Supporting Safe Communities and Safe Lives

The Safe and Thriving Communities Division is a new division that consolidates HSD's safety investments. This new division will respond to community requests for the City of Seattle to reduce funding to the Seattle Police Department and reinvest in community building efforts using nearly $22 million in annual investments. HSD will be hosting forums through mid-November to engage community on the leadership and structure of the division.

HSD and partners wrapped up a number of community forums in November:

Please continue to monitor this page for updates and next steps.

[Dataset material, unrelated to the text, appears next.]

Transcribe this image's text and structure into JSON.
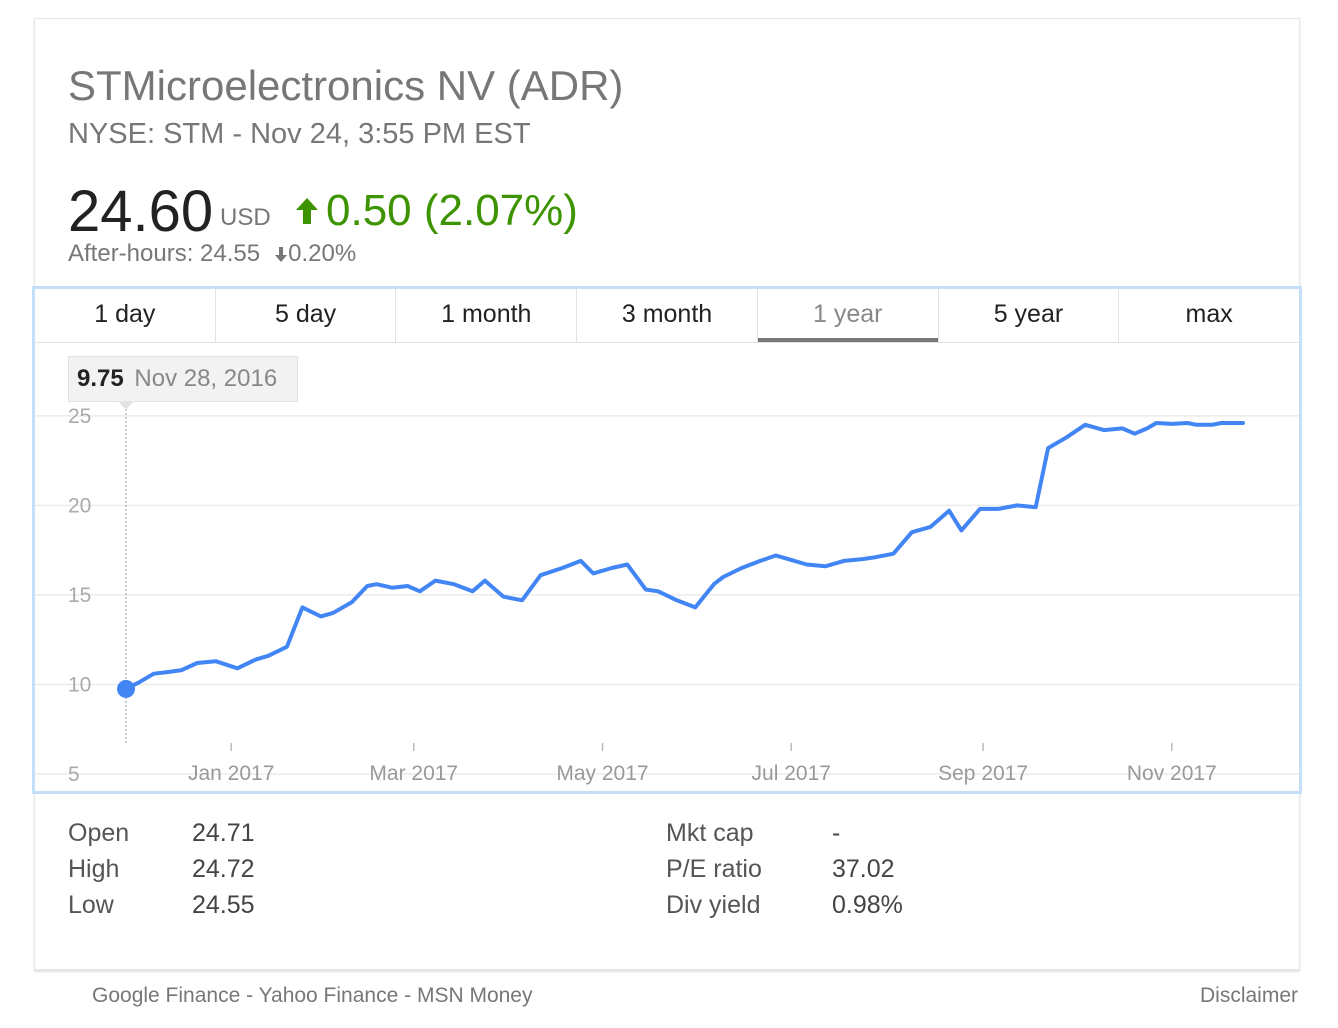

Crime Survivor Services (CSS) is a new unit within HSD's Safe and Thriving Communities Division. The creation of this unit aligns with the City of Seattle's commitment to reimagine public safety. The unit is comprised of two programs: the (9) system-based victim advocates and a trauma response team made up of (70+) community volunteers. CSS works with survivors of domestic violence, elder abuse, sexual exploitation, sexual assault, human trafficking, internet crimes against children, and child abuse, as well as hate crimes, robbery, and surviving family members of homicide victims. CSS system-based advocates are embedded in the Seattle Police Department investigative units. They work closely with the detectives and prosecutors to ensure that survivors have a voice in the criminal process and their rights are protected.

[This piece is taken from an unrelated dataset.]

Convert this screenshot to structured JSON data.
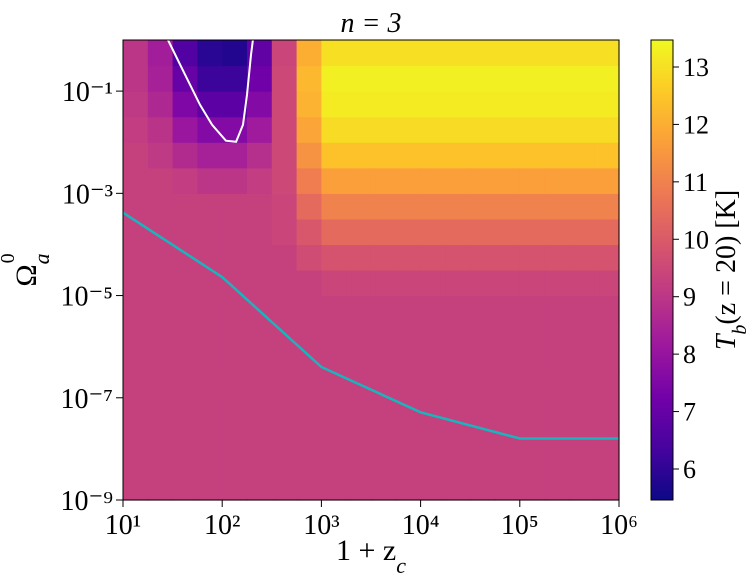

Centering survivor agency, dignity, and safety as well as ensuring the provision of trauma-informed care through a race and social justice lens are the core facets of the Crime Survivor Services unit. CSS works closely with community-based agencies to stay current on resources available to survivors; increase opportunities for partnership; and enhance collaboration between system and community-based advocates to best meet crime survivors’ needs.
HSD's Mayor’s Office on Domestic Violence and Sexual Assault (MODVSA) serves as a funder, convener, partner, and thought leader in the field of gender-based violence. In 2019, the team increased education and awareness through a series of events. They organized a #DenimDay educational panel to amplify voices of indigenous women who are leading change for survivors as part of Sexual Assault Awareness Month in April. They hosted speakers and a discussion on the importance of addressing racism, healing trauma that African American men and boys have themselves experienced, and bringing communities together to protect African American women and girls in September. And they expanded recognition of Domestic Violence Awareness Month in October by recruiting City staff and the Columbia Center to participate in #PurpleThursday.